Silver Book II: Disaster medicine involving older people
The Silver Book II was written to address the care needs of older people, specifically those living with frailty, during the first 72 hours of an urgent care episode. This chapter, edited by Chris Carpenter, looks at how best to deal with older people involved in large-scale emergency incidents.
Disaster medicine involving older people
Disasters can be triggered by natural catastrophes such as blizzards, hurricanes, earthquakes, tsunamis, tornados, heat waves, fires, and floods, as well as human borne tragedies such as mass shootings, industrial accidents, and chemical, biological, nuclear and explosive events.
Disaster management in relation to frail, older populations has historically focused upon pre-planning preparations and post-disaster evacuation from harm and provision of shelter and nutrition. Disasters such as Hurricane Katrina in 2005 demonstrated that frail older people experience a disproportionate number of deaths. These suboptimal outcomes are associated with older adults’ age-related comorbidities and reduced mobility, in conjunction with system-level barriers to emergency evacuation and reduced access to timely medical management and prescription medications following a disaster. Consequently, the American Red Cross and American Academy of Nursing published recommendations to improve patient- and system-level preparedness.275
Hospital/nursing home recommendations
Older adults and their caregivers are often unprepared for the chaos following a disaster, whether they reside in North America,276 Asia,277 or Australia.278 This gap is apparent across socioeconomic subgroups276 and paradoxically accentuated among dementia caregivers.277 Even long-term care facilities exhibit gaps in preparedness to accommodate dementia patients during disasters.279 Older adults also report fewer social ties and less financial resource during disasters.280The likelihood of becoming homebound following a disaster is associated with the distance from the home to the closest retail stores.281
A particularly vulnerable subset of older adults are nursing home residents, who have worse morbidity and mortality when evacuated from their facilities,282 and these facilities are often not adequately prepared to maintain patient care while simultaneously confronting hazards such as power outages from natural disasters.283 Coordination of community resources when planning for disasters in older individuals should incorporate both nursing home and assisted living facility populations, as well as ventilator and dialysis dependent patients.284
Frail older patients are at higher risk for poor outcomes following intentional events because they are more likely to have a lower threshold of dangerous exposure to chemical and nuclear events, and be at higher risk of infection from biological events.
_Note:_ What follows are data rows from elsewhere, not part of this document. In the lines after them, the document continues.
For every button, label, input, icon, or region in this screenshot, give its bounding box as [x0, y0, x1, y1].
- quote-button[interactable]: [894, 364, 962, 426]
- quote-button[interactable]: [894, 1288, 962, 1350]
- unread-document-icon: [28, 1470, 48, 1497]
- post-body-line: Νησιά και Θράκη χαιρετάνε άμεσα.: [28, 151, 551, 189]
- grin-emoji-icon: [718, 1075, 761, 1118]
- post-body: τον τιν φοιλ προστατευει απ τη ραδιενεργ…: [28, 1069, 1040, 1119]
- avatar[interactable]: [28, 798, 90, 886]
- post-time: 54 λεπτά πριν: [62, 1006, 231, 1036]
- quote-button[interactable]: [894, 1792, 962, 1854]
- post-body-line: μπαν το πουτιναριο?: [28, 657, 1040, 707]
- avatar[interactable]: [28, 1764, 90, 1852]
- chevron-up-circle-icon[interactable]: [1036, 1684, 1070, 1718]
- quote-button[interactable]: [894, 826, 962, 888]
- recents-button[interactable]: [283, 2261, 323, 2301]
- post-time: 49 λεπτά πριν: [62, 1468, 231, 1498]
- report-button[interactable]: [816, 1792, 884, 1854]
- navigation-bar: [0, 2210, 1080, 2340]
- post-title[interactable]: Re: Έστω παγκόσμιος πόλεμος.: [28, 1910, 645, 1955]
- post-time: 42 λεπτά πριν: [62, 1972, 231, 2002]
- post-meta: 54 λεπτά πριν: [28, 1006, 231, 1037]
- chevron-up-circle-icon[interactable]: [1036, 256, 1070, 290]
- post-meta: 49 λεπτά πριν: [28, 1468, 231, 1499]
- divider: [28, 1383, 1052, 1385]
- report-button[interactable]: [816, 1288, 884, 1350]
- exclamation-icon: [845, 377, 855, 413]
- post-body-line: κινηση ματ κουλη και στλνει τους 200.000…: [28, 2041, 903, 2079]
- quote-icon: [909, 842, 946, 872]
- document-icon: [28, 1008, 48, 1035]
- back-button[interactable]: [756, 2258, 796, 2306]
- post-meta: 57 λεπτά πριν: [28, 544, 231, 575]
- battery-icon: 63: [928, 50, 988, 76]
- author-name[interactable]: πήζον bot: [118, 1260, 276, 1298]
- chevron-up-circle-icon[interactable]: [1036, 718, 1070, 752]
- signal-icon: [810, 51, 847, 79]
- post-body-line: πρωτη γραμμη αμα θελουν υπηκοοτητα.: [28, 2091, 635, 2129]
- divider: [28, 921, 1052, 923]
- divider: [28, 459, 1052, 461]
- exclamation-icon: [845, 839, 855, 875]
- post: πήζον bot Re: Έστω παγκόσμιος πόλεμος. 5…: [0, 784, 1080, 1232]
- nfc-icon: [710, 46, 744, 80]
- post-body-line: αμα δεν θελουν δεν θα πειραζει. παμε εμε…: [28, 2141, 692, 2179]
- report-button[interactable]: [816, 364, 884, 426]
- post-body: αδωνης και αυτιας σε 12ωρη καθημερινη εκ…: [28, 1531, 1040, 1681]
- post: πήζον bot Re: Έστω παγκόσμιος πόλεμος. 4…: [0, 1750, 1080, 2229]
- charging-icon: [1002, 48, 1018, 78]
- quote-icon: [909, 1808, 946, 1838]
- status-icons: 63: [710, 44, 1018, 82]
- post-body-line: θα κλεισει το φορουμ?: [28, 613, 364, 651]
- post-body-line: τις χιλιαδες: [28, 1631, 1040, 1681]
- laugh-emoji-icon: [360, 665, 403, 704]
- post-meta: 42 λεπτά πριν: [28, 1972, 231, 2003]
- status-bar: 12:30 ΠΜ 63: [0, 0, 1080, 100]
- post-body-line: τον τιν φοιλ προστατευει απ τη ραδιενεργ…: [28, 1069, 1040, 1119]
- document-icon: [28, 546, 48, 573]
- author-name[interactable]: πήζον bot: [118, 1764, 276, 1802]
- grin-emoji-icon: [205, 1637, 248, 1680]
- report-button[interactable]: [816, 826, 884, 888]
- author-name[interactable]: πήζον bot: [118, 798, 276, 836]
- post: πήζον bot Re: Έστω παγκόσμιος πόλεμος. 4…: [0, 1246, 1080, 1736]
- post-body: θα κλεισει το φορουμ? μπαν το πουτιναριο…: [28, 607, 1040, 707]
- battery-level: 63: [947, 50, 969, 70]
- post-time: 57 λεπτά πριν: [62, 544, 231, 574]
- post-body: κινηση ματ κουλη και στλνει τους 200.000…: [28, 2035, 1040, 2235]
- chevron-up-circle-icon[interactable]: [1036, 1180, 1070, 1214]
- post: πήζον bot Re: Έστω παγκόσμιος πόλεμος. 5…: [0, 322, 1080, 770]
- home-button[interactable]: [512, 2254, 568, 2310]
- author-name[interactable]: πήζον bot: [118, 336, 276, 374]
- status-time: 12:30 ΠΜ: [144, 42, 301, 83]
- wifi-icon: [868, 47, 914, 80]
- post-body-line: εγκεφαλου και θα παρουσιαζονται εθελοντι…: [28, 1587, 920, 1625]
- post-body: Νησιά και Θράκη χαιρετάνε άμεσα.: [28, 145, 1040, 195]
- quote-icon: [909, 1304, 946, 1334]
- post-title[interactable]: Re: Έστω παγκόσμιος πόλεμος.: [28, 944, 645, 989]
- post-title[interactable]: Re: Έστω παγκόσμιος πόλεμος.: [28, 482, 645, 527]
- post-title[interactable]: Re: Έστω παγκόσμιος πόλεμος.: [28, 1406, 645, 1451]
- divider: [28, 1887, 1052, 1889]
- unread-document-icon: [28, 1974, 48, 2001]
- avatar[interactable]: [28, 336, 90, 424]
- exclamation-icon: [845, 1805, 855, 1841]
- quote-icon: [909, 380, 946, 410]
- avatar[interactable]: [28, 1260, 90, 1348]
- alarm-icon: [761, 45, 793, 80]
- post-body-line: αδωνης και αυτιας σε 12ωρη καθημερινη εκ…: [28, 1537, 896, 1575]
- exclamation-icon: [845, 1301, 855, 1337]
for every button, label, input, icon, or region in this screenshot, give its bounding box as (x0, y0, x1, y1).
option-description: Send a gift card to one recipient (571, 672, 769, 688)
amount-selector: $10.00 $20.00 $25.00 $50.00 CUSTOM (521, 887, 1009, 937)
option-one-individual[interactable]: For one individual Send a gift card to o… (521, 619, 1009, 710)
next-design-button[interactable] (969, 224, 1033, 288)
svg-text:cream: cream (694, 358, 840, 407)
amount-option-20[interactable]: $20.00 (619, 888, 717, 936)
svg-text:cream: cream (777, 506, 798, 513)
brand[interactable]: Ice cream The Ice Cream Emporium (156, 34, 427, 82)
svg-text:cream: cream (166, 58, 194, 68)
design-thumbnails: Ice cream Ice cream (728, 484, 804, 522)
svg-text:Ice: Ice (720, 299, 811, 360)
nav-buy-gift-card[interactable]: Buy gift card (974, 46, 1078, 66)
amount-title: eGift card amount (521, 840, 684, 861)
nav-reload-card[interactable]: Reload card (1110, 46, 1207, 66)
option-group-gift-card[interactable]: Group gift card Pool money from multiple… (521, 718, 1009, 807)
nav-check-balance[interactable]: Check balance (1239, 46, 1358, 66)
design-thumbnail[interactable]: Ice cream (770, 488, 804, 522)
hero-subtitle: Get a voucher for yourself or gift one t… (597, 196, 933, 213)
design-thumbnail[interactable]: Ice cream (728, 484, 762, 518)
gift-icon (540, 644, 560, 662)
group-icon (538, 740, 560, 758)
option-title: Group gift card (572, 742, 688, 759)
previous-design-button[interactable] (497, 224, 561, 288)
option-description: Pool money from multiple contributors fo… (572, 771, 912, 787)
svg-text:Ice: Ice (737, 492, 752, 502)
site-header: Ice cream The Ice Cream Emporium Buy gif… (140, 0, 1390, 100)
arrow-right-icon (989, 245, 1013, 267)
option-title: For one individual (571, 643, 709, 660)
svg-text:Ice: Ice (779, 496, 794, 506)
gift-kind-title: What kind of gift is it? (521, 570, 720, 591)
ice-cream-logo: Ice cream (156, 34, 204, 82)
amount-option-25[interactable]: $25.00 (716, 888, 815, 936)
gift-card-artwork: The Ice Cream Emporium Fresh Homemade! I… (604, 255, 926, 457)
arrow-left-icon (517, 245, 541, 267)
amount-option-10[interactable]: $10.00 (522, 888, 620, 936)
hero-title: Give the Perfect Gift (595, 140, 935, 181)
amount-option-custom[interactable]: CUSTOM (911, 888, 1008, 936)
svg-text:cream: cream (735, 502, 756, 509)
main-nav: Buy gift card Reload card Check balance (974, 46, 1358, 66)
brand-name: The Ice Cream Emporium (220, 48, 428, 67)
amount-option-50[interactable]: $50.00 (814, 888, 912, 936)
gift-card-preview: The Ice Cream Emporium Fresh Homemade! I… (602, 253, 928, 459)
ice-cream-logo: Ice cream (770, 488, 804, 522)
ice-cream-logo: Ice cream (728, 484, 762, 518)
They may not have typical presentations in relation to toxidromes (see section on non-specific presentations) and have increased trauma risk following explosions and penetrating injuries (see section on trauma).285 Standard approaches to managing patients after large-scale mass casualty incidents using generic triage tools286 and decontamination tents287 can actually cause harm in this population.
Improving geriatric disaster preparedness
Exposure to previous disasters is associated with enhanced resilience, perceived social capital, and optimism among older adults.288
Local leaders can enhance post-disaster social cohesion and trust by promoting the benefits of community preparedness and self-reliance before a disaster occurs, particularly in rural settings.289 Community cohesion is essential, since social isolation after a disaster reduces health-related quality of life.290 Older adults are at increased risk for post-traumatic stress disorder following natural or man-made disasters, but do not appear to be at increased risk for anxiety or mood disorders.291-2
Improving healthcare provider training in disaster medicine principles and geriatric vulnerabilities during catastrophes is essential. Existing geriatric emergency medicine training core competencies and guidelines do not contemplate the unique challenges of disaster care,84,86 and current recommendations on disaster training have limited detail on geriatric care.293 In addition to understanding the negative impact of disasters on older adults and the preventable factors associated with those outcomes, medical providers should be aware all disaster triage schemes among those over age 65 are inaccurate and inadequate for assessing emergent intervention needs, especially in context of those with multiple active prescriptions.286 However, adapting training to incorporate age-specific disaster training is only one component of process improvement. Policy and research advances will be required to sustainably improve older adults’ outcomes during times of disaster (see Figure 6).
- Preparedness requires pre-disaster engagement of patients, caregivers, local community, and healthcare teams to anticipate barriers to locating, communicating, and transporting older victims, which may require back-up systems for governmental registries and medical documentation.295
- Prioritising research funding that develops frameworks to assess the quality of disaster preparedness across long-term care facilities, hospitals, pharmacies, and other healthcare settings is essential.
- A network of disaster preparedness investigators needs to exist to standardise research methods and efficiently disseminate universal concepts that promote higher quality disaster management for older adults with healthcare crises.
Disasters that impact upon older populations will continue to occur, likely with increasing frequency. Frail older adults are vulnerable to the dietary, environmental, psychological, and social stressors associated with disasters. Advanced planning by families, diverse healthcare providers, and emergency responders will save lives and reduce suffering.